Felicia Burkhalter, director of school quality, provided an overview of RCD during the instructional update portion of the meeting.
“[RCD] focuses on building a culture of student responsibility,” Burkhalter said. “We are equipping teachers to talk to students so they can solve problems themselves,” instead of adults being the problem solvers.
She said the approach is about “empowering students and equipping them with what they need.”
Burkhalter said city schools received training in RCD in January and throughout the summer in preparation for full implementation at the start of this school year.
According to the RCD website, the program divides student behaviors into three levels. Level three behaviors, which Burkhalter said include “fighting and stealing,” trigger an automatic referral to administration, but with levels below that, the program aims to provide teachers with the skills to help the student take responsibility for the behavior.
Burkhalter said teachers can still choose to call administration for level one and two behaviors, which might include “cussing.”
“Admin will coach the teacher through it,” she explained.
Burkhalter said staff anticipated that behavior challenges would increase this year as a result of implementing and acclimating to the new system. She said that this year, incidents of physical violence are up throughout the division, and parent Holly Clark addressed this during her public comment earlier in the meeting.

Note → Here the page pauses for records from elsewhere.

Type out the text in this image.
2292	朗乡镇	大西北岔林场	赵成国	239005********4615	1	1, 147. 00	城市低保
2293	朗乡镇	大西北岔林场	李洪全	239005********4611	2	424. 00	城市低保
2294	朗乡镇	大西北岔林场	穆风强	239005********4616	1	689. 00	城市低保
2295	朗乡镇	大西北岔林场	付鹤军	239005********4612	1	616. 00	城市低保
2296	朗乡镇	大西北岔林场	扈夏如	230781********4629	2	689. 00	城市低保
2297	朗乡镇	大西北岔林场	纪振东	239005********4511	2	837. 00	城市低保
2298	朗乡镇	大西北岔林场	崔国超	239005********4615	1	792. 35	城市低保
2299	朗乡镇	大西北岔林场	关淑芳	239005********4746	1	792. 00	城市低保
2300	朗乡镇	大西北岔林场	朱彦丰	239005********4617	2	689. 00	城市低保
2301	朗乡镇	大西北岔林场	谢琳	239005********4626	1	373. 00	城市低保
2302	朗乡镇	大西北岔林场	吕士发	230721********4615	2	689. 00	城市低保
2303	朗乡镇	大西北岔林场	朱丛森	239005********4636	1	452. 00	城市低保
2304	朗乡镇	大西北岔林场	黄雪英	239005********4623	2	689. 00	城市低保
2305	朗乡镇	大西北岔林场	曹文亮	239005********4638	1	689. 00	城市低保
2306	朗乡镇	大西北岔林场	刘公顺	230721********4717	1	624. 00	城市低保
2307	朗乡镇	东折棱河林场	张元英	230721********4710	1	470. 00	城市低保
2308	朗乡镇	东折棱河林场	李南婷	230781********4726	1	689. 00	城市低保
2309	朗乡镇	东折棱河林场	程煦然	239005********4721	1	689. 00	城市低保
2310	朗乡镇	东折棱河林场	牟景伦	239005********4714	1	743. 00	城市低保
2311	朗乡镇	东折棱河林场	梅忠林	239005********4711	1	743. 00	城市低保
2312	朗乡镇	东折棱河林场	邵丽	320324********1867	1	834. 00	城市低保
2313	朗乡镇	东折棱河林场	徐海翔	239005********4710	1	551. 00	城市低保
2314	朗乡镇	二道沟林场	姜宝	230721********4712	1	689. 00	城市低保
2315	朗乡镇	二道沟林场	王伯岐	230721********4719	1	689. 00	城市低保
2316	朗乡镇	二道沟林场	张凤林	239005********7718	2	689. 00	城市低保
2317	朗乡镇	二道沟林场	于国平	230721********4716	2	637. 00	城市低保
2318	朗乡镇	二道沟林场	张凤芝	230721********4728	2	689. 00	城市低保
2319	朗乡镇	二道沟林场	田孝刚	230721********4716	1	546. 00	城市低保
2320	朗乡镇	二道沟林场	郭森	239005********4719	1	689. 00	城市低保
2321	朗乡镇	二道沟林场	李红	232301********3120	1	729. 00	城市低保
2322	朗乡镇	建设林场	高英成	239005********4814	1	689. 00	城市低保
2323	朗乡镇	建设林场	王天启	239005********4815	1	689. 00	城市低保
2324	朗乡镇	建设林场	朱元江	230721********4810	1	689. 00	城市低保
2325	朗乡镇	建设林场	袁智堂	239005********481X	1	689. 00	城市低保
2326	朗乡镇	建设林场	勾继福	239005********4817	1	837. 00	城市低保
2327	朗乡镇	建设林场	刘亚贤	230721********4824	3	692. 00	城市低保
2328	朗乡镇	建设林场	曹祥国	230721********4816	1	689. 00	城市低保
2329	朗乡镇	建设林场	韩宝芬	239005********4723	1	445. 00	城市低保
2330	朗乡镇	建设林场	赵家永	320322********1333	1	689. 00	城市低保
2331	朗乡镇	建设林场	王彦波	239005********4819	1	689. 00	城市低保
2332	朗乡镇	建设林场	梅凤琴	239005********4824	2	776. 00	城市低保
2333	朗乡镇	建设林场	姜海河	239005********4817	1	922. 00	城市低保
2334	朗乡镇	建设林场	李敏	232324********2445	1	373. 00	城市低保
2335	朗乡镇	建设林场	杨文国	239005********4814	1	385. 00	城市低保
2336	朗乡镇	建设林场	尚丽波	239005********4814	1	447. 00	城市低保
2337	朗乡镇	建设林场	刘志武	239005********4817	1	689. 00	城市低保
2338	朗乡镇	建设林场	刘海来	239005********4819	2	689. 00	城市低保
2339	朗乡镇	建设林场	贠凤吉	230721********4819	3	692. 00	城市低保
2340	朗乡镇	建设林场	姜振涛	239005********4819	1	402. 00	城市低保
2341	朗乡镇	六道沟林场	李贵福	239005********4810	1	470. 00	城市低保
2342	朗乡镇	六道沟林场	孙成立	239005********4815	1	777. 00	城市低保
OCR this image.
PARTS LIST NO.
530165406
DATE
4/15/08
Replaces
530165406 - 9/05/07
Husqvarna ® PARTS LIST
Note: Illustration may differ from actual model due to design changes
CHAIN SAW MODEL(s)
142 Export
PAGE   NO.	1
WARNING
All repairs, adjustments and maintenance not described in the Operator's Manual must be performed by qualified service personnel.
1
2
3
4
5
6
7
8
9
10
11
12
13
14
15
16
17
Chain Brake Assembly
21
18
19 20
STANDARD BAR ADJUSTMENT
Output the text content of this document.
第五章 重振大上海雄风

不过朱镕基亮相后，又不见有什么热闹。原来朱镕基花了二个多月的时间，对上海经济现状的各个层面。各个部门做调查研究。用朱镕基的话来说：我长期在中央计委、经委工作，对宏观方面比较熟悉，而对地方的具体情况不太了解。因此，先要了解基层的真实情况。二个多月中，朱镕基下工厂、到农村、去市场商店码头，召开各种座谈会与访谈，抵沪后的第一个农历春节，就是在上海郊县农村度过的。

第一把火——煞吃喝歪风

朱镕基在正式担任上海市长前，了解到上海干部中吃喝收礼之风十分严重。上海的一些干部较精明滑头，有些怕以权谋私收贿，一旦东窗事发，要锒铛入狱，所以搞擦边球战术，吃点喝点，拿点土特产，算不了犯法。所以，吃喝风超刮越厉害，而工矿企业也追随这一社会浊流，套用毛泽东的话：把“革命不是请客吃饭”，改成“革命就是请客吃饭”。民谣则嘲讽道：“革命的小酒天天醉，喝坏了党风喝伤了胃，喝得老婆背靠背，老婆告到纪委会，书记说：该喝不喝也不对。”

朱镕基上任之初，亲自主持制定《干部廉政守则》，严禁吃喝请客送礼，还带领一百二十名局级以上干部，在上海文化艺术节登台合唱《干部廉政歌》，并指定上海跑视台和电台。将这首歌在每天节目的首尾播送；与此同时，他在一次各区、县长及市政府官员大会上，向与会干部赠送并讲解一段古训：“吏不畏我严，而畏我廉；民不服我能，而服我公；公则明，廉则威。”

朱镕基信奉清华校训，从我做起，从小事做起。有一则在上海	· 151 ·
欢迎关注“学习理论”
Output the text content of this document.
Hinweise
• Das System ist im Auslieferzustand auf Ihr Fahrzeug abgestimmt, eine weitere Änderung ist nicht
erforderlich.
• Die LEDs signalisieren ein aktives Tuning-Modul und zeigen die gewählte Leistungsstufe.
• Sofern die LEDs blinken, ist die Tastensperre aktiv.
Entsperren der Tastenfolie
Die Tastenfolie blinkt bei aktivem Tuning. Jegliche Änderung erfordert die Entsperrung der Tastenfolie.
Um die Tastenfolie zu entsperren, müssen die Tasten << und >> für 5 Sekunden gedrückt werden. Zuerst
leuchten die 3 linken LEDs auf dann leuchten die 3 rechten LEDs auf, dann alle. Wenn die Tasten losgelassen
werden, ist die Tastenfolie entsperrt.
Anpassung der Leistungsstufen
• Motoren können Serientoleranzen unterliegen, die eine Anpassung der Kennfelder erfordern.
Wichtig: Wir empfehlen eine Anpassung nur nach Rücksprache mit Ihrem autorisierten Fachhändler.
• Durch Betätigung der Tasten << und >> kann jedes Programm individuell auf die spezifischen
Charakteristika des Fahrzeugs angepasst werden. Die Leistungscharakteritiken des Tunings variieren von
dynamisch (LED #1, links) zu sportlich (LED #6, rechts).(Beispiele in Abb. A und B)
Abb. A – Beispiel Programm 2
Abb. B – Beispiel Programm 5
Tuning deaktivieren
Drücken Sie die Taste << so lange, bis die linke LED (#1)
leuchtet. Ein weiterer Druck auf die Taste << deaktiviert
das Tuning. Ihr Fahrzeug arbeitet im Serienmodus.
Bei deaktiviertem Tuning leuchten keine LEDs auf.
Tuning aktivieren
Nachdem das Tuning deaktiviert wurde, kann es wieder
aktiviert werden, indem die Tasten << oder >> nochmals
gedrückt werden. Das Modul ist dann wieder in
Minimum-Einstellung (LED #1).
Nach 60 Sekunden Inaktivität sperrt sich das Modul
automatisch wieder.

“I want to talk about behavior and how it affects my children,” Clark said.
She said it’s her understanding that under RCD, administration only gets involved in discipline issues when there is “actual violence”—which she said her daughter, a second grader, has experienced in her classroom. But that leaves other disruptive behaviors up to the teachers, who become the “bad cops,” Clark said.
“We’re losing a lot of teachers. I’m telling you that I’m worried. I want to make sure that you all understand the practicality of the programs you implement,” she said. “Read the exit interviews with teachers who are leaving.”
At-large School Board members Molly McFadden and Jarvis Bailey, Chair, also suggested that they are hearing concerns about discipline in the schools.
Bailey said the division’s student-teacher ratios, which staff presented earlier and which are in the normal range compared to other school divisions, don’t “jive with what I’m hearing.”
McFadden asked Burkhalter to provide the Board with more information about RCD.
Superintendent Marci Catlett said RCD was implemented “to standardize classroom management.”
“We wanted to initiate and adopt a division-wide program to help our children consistently,” she said. “As with everything, there are lots of complexities.”
Catlett reminded the Board and audience that Fredericksburg is the sixth most diverse school division in the state and that more than half of students are economically disadvantaged.
“We are dealing with what our children bring to the schoolhouse,” she said.
She said that both elementary schools are overcrowded by about 200 students and that next year, when Gladys West Elementary opens, enrollment at each school will be at about 550 students, which research says is the most effective learning environment for children.
“We are trying to live through this school year” to get to that place, Catlett said.